Disclosure: I’m still familiarizing myself with GCP, so I might be missing something obvious.
I have a Cloud Run service running a scrapyd image. Scrapyd is a daemon service for deploying and running Scrapy spiders.
When running, the instances mount a GS bucket to persist storage. (Not sure if relevant)
Everything works, including project deployment. The problem is when a scrapy job is running: Sometimes the running job gets terminated. Without any explanation or apparent reason. For example the last 3 test jobs I executed, with the same project and same spider:
- The first got terminated after 15min01sec
- The second ran for over 16 HOURS and I manually terminated.
- The third got terminated after 1hour 58min 03sec.
None of the hardware limits were hit, here are the metrics for the third job (between 1pm and 3pm)
In the GCP logs there is nothing that indicates why the process got terminated. No warning or errors, it doesn’t even acknowledges that the job was killed. The scrapyd process is unaffected, and continues to run. The job logs terminate abruptly like this (last line of the log):
2024-07-26 17:59:20 [scrapy.extensions.logstats] INFO: Crawled 409 pages (at 4 pages/min), scraped 3783 items (at 4 items/min)
If you are not familiar with scrapy:
- When a job ends, it logs the job stats, including if it receives SIGTERM.
- If scrapy receives SIGTERM more than once it forcefully shutdown, but logs it first. E.g:
2024-07-26 14:54:22 [scrapy.crawler] INFO: Received SIGTERM twice, forcing unclean shutdown
(from example 2)
Relevant notes
- The job termination is so abrupt that I can only assume that the service got a SIGKILL. I don’t know why though.
- I couldn’t reproduce this problem outside Cloud Run, which leads me to believe that this is somehow related to how Cloud Run operates.

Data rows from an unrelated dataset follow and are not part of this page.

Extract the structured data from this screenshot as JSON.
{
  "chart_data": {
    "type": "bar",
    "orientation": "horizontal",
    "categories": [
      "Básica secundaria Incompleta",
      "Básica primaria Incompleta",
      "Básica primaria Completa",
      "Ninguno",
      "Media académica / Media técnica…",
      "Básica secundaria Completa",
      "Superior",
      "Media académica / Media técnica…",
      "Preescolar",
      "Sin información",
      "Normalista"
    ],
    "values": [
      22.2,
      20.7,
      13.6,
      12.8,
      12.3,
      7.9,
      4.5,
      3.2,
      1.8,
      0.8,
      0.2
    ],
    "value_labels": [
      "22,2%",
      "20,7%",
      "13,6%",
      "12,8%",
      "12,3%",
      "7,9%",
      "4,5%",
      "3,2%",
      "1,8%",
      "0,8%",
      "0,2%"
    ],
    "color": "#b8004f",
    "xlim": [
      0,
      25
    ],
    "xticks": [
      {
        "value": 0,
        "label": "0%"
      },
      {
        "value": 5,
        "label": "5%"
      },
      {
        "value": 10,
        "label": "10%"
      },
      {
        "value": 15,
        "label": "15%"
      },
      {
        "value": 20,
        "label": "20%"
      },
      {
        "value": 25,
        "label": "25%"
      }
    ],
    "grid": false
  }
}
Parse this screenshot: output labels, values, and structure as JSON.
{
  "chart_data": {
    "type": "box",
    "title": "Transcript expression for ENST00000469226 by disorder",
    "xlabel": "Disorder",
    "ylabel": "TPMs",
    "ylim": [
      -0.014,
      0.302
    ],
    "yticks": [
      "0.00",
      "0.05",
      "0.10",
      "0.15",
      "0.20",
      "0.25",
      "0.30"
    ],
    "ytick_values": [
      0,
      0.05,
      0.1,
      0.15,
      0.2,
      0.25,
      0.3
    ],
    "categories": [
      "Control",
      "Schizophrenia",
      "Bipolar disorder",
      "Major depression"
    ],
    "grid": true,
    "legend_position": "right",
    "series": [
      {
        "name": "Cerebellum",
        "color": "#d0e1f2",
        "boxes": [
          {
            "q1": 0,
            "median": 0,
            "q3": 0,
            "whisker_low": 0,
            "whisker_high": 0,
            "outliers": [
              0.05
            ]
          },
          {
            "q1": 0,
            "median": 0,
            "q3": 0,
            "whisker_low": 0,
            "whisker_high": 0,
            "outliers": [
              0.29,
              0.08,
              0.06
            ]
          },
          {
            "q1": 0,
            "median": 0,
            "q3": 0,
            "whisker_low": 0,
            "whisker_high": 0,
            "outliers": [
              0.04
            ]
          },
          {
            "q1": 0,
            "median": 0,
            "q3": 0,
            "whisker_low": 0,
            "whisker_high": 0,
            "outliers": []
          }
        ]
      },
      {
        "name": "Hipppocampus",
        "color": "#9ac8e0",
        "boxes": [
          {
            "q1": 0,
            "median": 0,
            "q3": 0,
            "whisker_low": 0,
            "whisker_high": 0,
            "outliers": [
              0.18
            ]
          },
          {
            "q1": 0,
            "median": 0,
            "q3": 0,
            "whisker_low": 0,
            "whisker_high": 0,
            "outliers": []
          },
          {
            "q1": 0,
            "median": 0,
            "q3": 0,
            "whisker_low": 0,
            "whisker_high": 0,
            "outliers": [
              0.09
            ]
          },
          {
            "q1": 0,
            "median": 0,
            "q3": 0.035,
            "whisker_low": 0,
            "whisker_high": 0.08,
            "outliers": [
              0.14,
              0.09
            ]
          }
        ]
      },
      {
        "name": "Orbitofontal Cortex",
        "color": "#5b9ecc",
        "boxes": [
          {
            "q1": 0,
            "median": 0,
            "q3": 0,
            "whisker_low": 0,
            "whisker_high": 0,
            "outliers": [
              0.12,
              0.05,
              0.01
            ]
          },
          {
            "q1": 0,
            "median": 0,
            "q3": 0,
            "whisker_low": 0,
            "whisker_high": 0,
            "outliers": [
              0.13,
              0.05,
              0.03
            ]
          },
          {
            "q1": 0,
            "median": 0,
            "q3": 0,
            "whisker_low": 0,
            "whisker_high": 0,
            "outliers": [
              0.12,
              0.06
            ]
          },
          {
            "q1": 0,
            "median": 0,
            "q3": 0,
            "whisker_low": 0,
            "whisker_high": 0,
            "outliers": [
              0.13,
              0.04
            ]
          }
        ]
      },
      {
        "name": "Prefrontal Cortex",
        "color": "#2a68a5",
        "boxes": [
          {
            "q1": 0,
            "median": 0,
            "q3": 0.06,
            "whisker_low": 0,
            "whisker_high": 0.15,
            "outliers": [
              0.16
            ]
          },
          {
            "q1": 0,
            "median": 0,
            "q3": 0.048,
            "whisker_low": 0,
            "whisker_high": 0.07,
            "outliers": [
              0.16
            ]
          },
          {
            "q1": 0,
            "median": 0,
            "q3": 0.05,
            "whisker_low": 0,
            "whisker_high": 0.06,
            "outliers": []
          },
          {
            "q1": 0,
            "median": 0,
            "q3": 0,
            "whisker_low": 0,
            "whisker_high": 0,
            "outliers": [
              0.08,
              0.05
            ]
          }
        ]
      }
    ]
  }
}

- If you notice in the image the “Container Instance Count” a second container is spun up and down three times during the job. I don’t know why, or if it is in anyway related. A second container would only include the scrapyd service, and AFAIK wouldn’t affect the job in anyway, as it is not distributed.
My questions are:
- What could be the cause?
- Where else can I look for insight beyond metrics and Logs Explorer?